Over the years I have analyzed each non-award, and saw the patterns evolving which are discussed in this article. I had the least success where RFPs were too generally worded, or where the client would write the RFP well but evaluate responses using different criteria than advertised. It turns out that awards came mainly from the competent clients--the ones who at least understood the necessity for all the steps I listed. Raw price was secondary to them; value was primary. Another grouping of awards came from clients I was able to inform concerning today's changing telecom scene, especially stressing today's compexity compared to yesterday's POTS. This I did through my magazine articles, seminars and lengthy one-on-one discussions.
The client must keep in mind the considerable expense to consultants of proposals. Truly independent consultants offer time only, and hence get paid for time only. They cannot afford to crank out proposals non-selectively. They do not later make money on equipment sales. This sets them apart from equipment vendors and the non-independent consultants who also sell equipment, which somehow gets selected later on.
What has been my response to these and other consultants' experiences? I realized I could not go on investing strong efforts on all RFPs that come around. I had to eliminate weak prospects, I also realized that a poorly written RFP often reflects the client's general competence to manage a project.

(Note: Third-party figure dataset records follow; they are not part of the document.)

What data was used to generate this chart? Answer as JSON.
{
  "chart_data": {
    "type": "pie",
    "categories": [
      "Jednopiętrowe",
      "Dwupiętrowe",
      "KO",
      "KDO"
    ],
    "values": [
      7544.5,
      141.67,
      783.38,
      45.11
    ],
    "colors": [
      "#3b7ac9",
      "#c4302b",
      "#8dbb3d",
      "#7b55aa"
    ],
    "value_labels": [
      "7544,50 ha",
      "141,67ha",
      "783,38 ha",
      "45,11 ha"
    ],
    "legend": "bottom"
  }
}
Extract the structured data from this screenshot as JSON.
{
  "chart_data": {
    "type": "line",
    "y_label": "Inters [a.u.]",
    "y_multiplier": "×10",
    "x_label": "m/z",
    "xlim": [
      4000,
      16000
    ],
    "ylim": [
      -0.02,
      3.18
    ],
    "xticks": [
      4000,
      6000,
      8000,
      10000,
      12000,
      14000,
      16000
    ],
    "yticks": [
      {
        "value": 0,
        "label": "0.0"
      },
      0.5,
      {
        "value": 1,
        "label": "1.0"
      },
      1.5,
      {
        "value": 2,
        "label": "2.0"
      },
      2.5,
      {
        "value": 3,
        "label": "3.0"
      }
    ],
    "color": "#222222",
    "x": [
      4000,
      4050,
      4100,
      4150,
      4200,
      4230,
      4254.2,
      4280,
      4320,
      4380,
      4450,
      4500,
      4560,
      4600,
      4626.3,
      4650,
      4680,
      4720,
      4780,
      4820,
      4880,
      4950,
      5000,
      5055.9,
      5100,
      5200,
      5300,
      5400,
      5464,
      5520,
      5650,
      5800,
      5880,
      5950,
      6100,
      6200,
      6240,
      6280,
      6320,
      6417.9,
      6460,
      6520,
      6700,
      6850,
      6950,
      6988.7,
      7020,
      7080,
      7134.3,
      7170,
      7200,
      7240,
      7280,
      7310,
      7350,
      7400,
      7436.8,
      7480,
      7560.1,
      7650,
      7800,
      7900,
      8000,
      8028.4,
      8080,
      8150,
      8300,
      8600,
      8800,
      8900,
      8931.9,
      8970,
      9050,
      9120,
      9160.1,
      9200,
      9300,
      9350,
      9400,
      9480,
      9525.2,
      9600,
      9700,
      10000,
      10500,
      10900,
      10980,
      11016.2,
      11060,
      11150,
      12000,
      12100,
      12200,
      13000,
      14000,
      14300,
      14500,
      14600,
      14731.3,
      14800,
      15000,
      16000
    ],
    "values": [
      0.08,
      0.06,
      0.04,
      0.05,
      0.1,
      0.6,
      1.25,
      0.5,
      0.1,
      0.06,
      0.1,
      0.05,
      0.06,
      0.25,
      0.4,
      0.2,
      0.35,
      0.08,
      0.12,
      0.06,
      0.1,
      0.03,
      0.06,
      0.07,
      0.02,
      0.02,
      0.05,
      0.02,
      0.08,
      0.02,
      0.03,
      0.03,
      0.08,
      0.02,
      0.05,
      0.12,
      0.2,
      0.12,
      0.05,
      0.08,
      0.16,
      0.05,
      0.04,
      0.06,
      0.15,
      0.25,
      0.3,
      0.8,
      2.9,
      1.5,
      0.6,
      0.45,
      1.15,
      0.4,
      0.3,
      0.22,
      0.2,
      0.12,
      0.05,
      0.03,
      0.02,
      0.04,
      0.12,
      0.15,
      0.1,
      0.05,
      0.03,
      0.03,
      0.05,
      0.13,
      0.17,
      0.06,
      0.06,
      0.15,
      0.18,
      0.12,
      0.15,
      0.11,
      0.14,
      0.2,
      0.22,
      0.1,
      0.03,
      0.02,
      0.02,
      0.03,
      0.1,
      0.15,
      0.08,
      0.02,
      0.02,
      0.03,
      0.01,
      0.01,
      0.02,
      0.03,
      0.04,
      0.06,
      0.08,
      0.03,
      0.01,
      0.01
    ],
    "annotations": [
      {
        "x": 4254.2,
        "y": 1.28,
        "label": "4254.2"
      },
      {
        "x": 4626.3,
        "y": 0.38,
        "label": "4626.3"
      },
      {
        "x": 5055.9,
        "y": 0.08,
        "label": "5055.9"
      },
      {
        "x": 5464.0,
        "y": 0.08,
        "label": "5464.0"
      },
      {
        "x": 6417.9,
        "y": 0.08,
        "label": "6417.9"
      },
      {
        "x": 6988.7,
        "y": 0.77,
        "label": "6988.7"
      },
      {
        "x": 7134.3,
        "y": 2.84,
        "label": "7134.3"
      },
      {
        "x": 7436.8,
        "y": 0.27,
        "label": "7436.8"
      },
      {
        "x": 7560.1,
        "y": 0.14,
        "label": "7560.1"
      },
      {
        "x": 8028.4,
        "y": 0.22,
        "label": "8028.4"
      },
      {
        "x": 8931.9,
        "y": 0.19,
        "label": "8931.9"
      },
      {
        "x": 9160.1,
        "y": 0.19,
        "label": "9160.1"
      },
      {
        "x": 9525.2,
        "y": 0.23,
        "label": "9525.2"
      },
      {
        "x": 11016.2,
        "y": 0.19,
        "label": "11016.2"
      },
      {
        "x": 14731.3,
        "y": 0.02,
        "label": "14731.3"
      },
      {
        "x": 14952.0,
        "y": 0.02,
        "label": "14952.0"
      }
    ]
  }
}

I have since developed and now use a "client pre-qualification" list of questions. The list addresses quality of RFP, desire to do job right, desire for a modern system, who makes the decision, evaluation criteria, location of telecom department in company hierarchy, project organization, client participation, requirement for fixed price and other issues. It has turned out that both parties benefit from this up-front, informal, back-and-forth discussion. Poor risks stand out, which I "no-bid." On the other hand, good risks stand out, which I pursue with even greater enthusiasm.
Because of the nature of this article, I had it reviewed by two competent telecommunications consultants whom I have worked with respect highly. See inset discussions by George Durar and Jane Laino.
How should users respond to issues discussed herein? First, clients should recognize there are good and not-so-good telecom consultants. Further, clients should realize they can attract the good ones while simultaneouly discouraging the not-so-good. Recognize that consultants are qualifying you as you qualify them. Both good and not-so-good consultants do this but for opposing reasons.
The secret to success for a user client is to write a good consultant RFP. Spend time and thought. Pay attention to factors discussed in this article.
Competent consultants typically do not cost any more per hour than the incompetent, and they can put out more and better work per hour. Further, they will save clients more dollars down the road by preventing expensive problems and by getting the best, most cost-effective system for you.